How Storage Plays an Essential Role for Same-Day Delivery Services
Same-day delivery offers new market opportunities for many retailers but also comes with many challenges in back-office operations, inventory management, and transport. As retailers strive to manage the “last mile” of same-day delivery, many are also getting creative with warehousing and storage solutions.
A Flexible and Mobile Storage Solution
As same-day shipping becomes more important than ever, retailers need new options to meet the high demands and fast fulfillment of the post-pandemic customer experience.
While excess store space and mini distribution centers can help expedite same-day delivery for big retailers, others need additional options. PODS offers a flexible and mobile storage solution that enables retailers to incrementally acquire the space they need and add capacity to their network.
PODS containers can be conveniently placed inside or outside of brick-and-mortar stores, at preferred locations elsewhere, and transported in a fashion that can meet the needs of any retailer’s individual inventory management demands.

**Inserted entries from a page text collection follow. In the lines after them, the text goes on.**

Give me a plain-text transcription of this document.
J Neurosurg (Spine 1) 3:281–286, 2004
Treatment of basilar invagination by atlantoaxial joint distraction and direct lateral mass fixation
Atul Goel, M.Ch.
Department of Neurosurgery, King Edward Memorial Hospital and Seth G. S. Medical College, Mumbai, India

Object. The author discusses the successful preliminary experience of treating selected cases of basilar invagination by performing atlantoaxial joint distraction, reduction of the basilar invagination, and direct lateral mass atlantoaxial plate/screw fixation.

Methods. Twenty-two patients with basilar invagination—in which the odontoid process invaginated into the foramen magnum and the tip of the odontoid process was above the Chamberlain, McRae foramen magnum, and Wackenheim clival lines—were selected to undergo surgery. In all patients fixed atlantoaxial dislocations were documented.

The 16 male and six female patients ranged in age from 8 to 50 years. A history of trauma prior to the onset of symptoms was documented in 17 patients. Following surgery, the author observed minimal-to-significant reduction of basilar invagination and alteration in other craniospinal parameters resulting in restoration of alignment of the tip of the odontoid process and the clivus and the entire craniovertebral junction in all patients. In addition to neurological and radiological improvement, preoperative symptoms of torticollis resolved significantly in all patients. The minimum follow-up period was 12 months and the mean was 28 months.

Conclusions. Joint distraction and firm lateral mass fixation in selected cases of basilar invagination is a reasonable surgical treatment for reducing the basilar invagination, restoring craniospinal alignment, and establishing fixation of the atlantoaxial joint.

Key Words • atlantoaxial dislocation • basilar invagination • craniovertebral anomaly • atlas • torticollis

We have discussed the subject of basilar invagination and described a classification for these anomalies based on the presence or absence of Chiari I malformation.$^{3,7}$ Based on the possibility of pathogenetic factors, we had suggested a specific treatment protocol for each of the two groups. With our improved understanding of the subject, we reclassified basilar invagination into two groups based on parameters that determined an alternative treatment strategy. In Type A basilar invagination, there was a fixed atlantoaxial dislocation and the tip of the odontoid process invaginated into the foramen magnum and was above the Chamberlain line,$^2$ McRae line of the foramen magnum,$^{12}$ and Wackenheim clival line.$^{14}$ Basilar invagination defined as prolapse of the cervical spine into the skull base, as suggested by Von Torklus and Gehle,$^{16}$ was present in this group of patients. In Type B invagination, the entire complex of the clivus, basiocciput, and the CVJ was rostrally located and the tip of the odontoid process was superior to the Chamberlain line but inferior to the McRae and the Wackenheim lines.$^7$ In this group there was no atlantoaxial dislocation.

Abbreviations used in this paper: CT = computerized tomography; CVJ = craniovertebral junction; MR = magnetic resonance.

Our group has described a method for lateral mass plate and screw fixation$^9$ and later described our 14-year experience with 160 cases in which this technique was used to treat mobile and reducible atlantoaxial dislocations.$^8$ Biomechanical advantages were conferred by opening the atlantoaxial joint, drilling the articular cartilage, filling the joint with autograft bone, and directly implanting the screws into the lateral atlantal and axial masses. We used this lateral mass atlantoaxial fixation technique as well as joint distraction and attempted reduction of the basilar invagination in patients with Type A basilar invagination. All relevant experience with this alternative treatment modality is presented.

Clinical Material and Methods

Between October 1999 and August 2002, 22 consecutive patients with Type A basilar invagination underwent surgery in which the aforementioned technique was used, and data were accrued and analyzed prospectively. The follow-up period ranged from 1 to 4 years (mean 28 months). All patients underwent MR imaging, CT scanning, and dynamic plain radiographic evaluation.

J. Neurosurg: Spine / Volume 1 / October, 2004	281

PODS helps retailers solve many of the pain points associated with fast fulfillment in the digital age. Click here to learn more about how PODS storage, shipping solutions, and nationwide network can support your same-day shipping operations.
The Rise and Challenges of Same-Day Delivery
In a world where consumers increasingly expect faster fulfillment, same-day delivery is no longer a luxury but an expectation for some products. Shoppers now rate retailers not only on their assortment, prices, and service but on how fast they can get the goods to the consumers' doorsteps.
From the moment Amazon rolled out 2-day delivery for Prime Members in 2005, the demand for faster deliveries has continued to rise. As retailers like Walmart and Target followed suit, 2-day delivery grew to be the standard expectation.
But demand for faster shipment has continued further, moving from next-day shipping to same-day shipping. Some companies are now even using subscription models to deliver products before consumers even order.
Fast delivery is now such a critical component of the shopping equation that half of consumers say they will abandon online shopping carts because of long or unspecific times, according to a report by McKinsey.
This demand to deliver more inventory and at a faster pace is pressuring retail supply chains. Same-day delivery requires a mastery of logistics, precise planning, and a network of flexible fulfillment centers and last-mile services.
Retailers are not only racing the clock to get products to consumers; they’re racing each other. While Amazon has the scale to leverage facilities, robotics, and its transportation networks, other retailers are looking for partnerships and unique solutions.
For example, Rite Aid partnered with Uber Eats, and Bed Bath and Beyond partnered with Door Dash to support same-day deliveries. Newegg, the computer and hardware e-tailer, expanded its same-day delivery to Southern California.
Brand by brand, companies are optimizing same-day delivery that allows them to compete and keep their competitive edge. To maintain this edge, retailers need to stay on top of inventory, have the ability to restock and establish firm limits, and cut-off hours for same-day delivery.
Why Storage Is Needed for Same-Day Delivery
The logistics of same-day delivery can be quite complex. The greatest challenge for retailers is that they often need reliable demand forecasts to stage the right products in the right locations at the right time. For retailers that want their products as close to potential customers as possible, this often means holding goods in distribution centers, fulfillment centers, or even stores.
"Last mile” facilities and warehouses support the movement of goods to the final destination — and are a critical component in the same-day network. Keeping products as close as possible to the consumer minimizes time to delivery while decreasing supply chain costs.
Amazon has continually increased its delivery times by opening more “mini distribution centers,” smaller versions of its larger fulfillment centers, according to an article in Supply Chain Dive.
It helps support same-day delivery for up to 3 million items. Other retailers, such as Target and Costco, have leased mall space in some cities to serve as temporary distribution centers.
Another option is to convert existing retail space and back of stores into distribution space to support same-day fulfillment. Fulfilling from the store requires not only staff and a robust warehouse management system (WMS), but a configurable space and storage system.